Property descriptions in sale agreement not definitive
By AdvocateDaily.com Staff
Sales agreements are never the final word when it comes to the subject matter of a property deal, says Toronto real estate lawyer Daniel Bernstein.
The CBC recently reported on the case of a Toronto man who thought he had bought a strip of land next to his townhouse, only to discover years later that it was still owned by the city.
According to the story, an agreement signed in 2009 described the property to be sold as three segments of the lot on which the man’s house stood. However, a land survey revealed only two were the vendor’s to sell, while the third portion, a thin slice between the townhouse complex and the sidewalk, actually belonged to the City of Toronto.
Bernstein, a founding partner with Weltman Bernstein, says the problem should have been discovered before the deal closed.
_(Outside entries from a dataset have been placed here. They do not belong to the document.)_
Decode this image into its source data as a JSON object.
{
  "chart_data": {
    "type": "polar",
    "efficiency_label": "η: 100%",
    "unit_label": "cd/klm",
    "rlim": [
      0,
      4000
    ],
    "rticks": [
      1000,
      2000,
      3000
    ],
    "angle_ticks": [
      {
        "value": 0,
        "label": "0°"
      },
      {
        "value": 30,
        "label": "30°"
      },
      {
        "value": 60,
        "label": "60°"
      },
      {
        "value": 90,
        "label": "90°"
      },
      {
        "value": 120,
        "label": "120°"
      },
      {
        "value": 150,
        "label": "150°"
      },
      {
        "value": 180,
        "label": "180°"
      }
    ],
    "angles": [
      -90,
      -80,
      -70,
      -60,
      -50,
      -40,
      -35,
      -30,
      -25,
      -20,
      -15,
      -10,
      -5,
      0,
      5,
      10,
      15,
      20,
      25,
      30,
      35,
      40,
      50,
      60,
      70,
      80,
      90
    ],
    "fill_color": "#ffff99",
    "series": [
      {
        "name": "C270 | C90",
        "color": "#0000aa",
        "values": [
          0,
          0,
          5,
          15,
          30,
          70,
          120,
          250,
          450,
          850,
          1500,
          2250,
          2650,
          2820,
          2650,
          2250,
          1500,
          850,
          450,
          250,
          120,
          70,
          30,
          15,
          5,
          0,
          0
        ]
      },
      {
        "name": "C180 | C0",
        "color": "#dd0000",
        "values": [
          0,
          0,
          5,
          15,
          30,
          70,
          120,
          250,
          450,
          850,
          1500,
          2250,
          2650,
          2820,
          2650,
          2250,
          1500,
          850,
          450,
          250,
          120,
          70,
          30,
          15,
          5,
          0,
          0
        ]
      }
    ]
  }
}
“The agreement of purchase and sale is really an offer to purchase or sell. It should be seen as a starting point,” he tells AdvocateDaily.com. “Buyers' lawyers need to carefully review the contents of the agreement of purchase and sale to ensure that they are consistent with the results of the survey, and their title and off-title searches.”
If the searches or survey reveal information inconsistent with the terms of the Agreement of Purchase and Sale, he says the parties may want to negotiate a price abatement or other terms, depending on what is discovered.
Bernstein says it’s not unusual to find differences between the property described in a sales agreement and records at the land registry office.
“Sometimes, I’ll see agreements of purchase and sale that omit parking spots or locker units in condos. I’ve also seen ones where easements and rights of way are left out, or the size of the frontage is misstated,” he says.
In the CBC story's case, the problem only came to light after the purchaser attempted to stop upgrading work by a telecommunications provider on a piece of its equipment, and the company produced a survey that showed the land belonged to the city.
The man told the CBC he fears the revelation may have wiped $150,000 off the value of his property, representing one-third of its estimated value in 2016.
"I was shocked," he said. “This equity just disappeared overnight."
He has been paying property tax based on an assessment that included the city-owned portion and has asked the municipality to simply hand over the extra land to him, but a local councillor told the CBC that’s an unlikely outcome.
“He probably going to be reimbursed for the taxes he's paid on the city-owned strip of land, but that’s a pittance in comparison to the reduction in his property's value,” Bernstein says.